Intelligent and honest reporting of whatever interests the public is the
sound basis of all journalism. And yet so careless have editors been of
all this that a reporter has been sent to attend the sessions of a
philological convention who had not the least linguistic knowledge,
having always been employed on marine disasters. Another reporter, who
was assigned to inform the public of the results of a difficult
archeological investigation, frankly confessed his inability to
understand what was going on; for his ordinary business, he said, was
cattle. A story is told of a metropolitan journal, which illustrates
another difficulty the public has in keeping up its confidence in
newspaper infallibility. It may not be true for history, but answers for
an illustration. The annual November meteors were expected on a certain
night. The journal prepared an elaborate article, several columns in
length, on meteoric displays in general, and on the display of that night
in particular, giving in detail the appearance of the heavens from the
metropolitan roofs in various parts of the city, the shooting of the
meteors amid the blazing constellations, the size and times of flight of
the fiery bodies; in short, a most vivid and scientific account of the
lofty fireworks. Unfortunately the night was cloudy. The article was in
type and ready; but the clouds would not break. The last moment for going
to press arrived: there was a probability that the clouds would lift
before daylight and the manager took the risk. The article that appeared
was very interesting; but its scientific value was impaired by the fact
that the heavens were obscured the whole night, and the meteors, if any
arrived, were invisible. The reasonable excuse of the editor would be
that he could not control the elements.
If the reporting department needs strengthening and reduction to order in
the American journal, we may also query whether the department of
correspondence sustains the boast that the American, newspaper is the
best in the world. We have a good deal of excellent correspondence, both
foreign and domestic; and our "specials" have won distinction, at least
for liveliness and enterprise. I cannot dwell upon this feature; but I
suggest a comparison with the correspondence of some of the German, and
with that especially of the London journals, from the various capitals of
Europe, and from the occasional seats of war. How surpassing able much of
it is!
How full of information, of philosophic observation, of accurate
knowledge! It appears to be written by men of trained intellect and of
experience,--educated men of the world, who, by reason of their position
and character, have access to the highest sources of information.

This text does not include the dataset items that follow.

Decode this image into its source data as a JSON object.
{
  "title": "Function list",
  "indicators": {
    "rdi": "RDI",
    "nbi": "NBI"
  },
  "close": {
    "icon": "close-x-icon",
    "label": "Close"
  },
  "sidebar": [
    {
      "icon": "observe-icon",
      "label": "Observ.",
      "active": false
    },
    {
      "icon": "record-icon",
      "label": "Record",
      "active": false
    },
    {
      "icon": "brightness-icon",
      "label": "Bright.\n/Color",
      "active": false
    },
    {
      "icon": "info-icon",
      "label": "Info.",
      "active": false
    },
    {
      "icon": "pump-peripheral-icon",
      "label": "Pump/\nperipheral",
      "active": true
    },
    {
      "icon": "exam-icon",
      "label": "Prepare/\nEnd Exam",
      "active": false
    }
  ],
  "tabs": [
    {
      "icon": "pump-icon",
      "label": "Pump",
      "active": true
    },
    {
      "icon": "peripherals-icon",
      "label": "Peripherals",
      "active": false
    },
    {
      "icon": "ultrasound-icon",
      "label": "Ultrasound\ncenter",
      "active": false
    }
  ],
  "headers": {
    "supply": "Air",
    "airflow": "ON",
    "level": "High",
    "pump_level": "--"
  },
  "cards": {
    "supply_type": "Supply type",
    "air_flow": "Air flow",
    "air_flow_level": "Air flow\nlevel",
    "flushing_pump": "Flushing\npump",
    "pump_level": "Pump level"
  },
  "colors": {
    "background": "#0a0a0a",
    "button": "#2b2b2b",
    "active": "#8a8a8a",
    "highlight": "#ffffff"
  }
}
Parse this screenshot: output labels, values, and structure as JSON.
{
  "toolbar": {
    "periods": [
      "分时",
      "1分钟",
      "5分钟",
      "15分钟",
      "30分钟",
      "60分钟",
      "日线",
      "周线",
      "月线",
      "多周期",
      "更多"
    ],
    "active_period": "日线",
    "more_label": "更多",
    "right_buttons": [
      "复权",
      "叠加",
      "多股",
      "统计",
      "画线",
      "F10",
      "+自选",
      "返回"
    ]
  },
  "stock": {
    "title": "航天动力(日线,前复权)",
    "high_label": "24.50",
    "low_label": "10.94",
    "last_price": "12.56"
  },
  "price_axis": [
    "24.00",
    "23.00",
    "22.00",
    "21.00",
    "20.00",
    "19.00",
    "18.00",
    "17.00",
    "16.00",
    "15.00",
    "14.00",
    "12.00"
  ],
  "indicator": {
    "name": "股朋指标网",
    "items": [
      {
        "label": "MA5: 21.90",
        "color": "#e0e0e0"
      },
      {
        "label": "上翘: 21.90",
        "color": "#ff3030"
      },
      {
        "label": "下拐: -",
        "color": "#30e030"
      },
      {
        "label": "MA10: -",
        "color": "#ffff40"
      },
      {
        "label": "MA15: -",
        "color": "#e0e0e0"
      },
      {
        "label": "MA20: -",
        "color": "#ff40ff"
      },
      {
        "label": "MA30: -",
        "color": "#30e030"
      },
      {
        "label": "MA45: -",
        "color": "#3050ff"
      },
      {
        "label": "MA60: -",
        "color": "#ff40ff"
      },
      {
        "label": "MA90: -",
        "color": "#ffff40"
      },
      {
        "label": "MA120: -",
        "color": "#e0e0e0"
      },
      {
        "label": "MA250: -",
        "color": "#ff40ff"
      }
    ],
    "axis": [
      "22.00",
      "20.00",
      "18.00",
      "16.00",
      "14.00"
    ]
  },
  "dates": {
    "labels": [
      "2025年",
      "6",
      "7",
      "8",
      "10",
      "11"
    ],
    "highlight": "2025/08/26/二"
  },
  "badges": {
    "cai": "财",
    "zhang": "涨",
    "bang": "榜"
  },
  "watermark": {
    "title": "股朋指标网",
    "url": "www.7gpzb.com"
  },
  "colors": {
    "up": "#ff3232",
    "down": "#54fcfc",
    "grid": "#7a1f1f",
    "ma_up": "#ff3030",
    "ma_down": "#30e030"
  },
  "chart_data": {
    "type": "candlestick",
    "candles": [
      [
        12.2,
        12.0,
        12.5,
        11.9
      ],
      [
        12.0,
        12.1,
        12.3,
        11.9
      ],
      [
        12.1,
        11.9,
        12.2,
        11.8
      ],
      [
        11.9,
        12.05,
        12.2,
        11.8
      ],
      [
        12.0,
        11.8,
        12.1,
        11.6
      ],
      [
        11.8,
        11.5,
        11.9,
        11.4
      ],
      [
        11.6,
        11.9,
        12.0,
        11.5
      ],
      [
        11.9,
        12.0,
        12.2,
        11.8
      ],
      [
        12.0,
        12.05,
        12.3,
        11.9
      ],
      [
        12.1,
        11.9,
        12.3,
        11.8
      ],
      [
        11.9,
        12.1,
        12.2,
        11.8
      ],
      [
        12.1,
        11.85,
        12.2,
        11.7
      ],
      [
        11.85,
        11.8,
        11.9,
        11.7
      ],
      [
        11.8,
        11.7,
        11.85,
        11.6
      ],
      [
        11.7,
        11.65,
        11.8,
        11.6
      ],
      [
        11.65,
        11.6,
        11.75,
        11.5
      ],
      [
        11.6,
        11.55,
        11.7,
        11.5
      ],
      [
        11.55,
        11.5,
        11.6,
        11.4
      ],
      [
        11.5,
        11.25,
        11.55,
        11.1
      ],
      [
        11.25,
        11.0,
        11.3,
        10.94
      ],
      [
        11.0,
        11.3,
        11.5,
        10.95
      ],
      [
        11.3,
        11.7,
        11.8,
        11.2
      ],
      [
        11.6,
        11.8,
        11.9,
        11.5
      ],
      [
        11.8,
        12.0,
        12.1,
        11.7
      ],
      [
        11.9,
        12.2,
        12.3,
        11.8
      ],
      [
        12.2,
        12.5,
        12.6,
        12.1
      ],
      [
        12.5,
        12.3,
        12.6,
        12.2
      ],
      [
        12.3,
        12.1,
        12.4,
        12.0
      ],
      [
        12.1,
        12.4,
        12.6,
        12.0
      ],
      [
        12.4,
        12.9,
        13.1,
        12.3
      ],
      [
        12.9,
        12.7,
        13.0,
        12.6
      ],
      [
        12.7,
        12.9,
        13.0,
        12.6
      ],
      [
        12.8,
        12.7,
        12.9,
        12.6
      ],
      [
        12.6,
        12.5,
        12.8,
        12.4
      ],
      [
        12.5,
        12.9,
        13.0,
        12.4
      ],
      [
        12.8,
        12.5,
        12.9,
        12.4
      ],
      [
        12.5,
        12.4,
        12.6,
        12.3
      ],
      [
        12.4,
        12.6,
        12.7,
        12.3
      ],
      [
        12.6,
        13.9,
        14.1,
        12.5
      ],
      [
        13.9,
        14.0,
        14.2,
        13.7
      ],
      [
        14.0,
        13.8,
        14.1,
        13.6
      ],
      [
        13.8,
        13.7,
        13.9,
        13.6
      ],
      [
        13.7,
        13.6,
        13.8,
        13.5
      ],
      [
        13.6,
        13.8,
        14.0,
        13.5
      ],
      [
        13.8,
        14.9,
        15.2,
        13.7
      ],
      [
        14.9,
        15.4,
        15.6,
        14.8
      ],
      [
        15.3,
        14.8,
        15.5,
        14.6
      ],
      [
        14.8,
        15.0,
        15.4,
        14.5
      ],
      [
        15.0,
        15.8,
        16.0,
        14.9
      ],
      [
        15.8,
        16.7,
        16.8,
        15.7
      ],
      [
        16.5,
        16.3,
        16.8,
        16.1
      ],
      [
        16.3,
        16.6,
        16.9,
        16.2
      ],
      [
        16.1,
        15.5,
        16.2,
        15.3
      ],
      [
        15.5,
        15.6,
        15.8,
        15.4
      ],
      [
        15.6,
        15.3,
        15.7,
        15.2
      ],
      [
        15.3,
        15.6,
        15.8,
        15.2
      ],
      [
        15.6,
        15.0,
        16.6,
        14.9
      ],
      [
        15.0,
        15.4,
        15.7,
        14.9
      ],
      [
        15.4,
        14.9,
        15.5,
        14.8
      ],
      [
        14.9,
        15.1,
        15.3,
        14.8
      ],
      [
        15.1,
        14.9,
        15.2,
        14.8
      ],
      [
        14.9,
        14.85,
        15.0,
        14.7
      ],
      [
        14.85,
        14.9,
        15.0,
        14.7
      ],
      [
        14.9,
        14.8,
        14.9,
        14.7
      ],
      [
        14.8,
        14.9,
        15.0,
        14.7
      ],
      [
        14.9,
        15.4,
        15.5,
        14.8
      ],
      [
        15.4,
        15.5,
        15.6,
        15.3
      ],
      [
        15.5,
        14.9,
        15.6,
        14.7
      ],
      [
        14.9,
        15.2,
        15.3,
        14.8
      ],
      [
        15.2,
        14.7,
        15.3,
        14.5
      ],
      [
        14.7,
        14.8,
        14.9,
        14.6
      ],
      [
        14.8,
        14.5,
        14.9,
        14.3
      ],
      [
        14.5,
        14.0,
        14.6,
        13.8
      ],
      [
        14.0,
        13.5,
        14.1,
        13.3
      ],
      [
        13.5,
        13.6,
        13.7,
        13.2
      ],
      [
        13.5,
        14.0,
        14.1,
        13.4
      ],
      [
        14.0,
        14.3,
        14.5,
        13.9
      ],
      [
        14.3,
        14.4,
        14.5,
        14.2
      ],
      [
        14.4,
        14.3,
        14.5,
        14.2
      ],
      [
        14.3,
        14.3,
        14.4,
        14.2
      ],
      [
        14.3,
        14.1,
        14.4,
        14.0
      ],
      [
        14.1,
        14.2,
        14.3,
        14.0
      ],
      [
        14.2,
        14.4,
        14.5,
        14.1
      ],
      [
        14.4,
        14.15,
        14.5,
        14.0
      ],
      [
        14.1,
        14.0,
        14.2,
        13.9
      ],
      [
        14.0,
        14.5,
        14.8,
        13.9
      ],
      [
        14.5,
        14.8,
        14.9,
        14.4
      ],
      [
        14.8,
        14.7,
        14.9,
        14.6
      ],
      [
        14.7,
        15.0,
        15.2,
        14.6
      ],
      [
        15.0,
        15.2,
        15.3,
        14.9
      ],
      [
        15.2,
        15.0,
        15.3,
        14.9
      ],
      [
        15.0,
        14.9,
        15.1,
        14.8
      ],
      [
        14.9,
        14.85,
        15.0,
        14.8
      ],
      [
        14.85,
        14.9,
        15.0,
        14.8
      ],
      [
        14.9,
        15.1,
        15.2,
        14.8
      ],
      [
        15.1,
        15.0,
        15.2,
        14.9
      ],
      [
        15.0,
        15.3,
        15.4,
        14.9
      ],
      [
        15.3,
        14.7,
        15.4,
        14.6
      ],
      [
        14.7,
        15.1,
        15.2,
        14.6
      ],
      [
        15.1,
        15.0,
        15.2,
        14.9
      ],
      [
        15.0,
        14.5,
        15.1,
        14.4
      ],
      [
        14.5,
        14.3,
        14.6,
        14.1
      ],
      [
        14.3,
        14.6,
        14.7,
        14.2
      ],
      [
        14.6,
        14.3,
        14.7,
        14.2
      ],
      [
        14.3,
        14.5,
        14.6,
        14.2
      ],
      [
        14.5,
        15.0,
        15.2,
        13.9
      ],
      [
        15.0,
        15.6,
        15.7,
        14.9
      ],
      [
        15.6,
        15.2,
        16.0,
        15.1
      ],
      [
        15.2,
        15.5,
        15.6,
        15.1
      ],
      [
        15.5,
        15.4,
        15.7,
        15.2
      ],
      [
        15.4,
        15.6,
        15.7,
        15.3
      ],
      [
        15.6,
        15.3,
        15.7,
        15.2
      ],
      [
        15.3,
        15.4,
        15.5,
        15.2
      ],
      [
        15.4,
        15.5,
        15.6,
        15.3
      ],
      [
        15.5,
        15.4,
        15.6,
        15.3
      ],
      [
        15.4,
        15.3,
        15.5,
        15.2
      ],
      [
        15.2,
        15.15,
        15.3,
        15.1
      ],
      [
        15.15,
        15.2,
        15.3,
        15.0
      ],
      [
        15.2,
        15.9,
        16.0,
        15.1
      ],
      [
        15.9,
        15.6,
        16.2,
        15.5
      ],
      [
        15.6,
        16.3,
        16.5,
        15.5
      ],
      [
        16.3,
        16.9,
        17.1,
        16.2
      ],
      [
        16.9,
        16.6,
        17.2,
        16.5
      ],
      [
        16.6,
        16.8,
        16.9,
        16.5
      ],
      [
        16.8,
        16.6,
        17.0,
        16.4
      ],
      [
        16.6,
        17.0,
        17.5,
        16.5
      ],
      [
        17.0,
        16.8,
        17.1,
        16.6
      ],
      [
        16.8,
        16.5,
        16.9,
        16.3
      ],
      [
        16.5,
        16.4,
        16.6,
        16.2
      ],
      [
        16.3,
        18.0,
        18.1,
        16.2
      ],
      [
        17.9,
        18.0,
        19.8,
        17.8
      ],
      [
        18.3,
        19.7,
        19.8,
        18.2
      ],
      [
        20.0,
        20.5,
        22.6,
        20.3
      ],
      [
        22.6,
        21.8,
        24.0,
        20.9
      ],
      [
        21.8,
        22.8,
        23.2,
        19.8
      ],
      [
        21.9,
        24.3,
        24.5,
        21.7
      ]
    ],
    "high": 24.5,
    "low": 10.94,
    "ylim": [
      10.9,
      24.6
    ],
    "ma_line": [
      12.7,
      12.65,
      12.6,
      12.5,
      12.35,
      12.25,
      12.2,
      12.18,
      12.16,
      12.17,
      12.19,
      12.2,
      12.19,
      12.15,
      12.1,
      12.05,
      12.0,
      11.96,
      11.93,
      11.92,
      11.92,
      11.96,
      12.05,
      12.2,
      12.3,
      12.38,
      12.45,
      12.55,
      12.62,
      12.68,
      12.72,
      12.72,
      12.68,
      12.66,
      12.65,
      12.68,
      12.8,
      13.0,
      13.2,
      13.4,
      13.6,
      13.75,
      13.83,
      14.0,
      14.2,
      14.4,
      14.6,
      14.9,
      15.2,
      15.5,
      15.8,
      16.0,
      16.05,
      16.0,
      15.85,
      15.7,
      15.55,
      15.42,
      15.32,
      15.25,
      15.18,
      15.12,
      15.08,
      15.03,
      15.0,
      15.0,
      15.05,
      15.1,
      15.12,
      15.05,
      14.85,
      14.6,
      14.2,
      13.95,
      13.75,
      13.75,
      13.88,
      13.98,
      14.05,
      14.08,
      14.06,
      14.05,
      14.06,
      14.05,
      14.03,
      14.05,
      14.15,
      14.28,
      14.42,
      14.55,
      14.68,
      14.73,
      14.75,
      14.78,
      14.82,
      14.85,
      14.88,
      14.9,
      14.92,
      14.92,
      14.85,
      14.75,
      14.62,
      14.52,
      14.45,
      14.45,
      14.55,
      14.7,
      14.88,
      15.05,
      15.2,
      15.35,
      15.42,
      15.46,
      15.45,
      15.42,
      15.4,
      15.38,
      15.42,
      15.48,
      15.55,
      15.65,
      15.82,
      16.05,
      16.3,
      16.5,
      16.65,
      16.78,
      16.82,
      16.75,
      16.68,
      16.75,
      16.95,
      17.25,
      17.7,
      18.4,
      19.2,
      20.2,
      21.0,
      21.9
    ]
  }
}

The editorials of our journals seem to me better than formerly, improved
in tone, in courtesy, in self-respect,--though you may not have to go far
or search long for the provincial note and the easy grace of the
frontier,--and they are better written. This is because the newspaper has
become more profitable, and is able to pay for talent, and has attracted
to it educated young men. There is a sort of editorial ability, of
facility, of force, that can only be acquired by practice and in the
newspaper office: no school can ever teach it; but the young editor who
has a broad basis of general education, of information in history,
political economy, the classics, and polite literature, has an immense
advantage over the man who has merely practical experience. For the
editorial, if it is to hold its place, must be more and more the product
of information, culture, and reflection, as well as of sagacity and
alertness. Ignorance of foreign affairs, and of economic science, the
American people have in times past winked at; but they will not always
wink at it.
It is the belief of some shrewd observers that editorials, the long
editorials, are not much read, except by editors themselves. A cynic says
that, if you have a secret you are very anxious to keep from the female
portion of the population, the safest place to put it is in an editorial.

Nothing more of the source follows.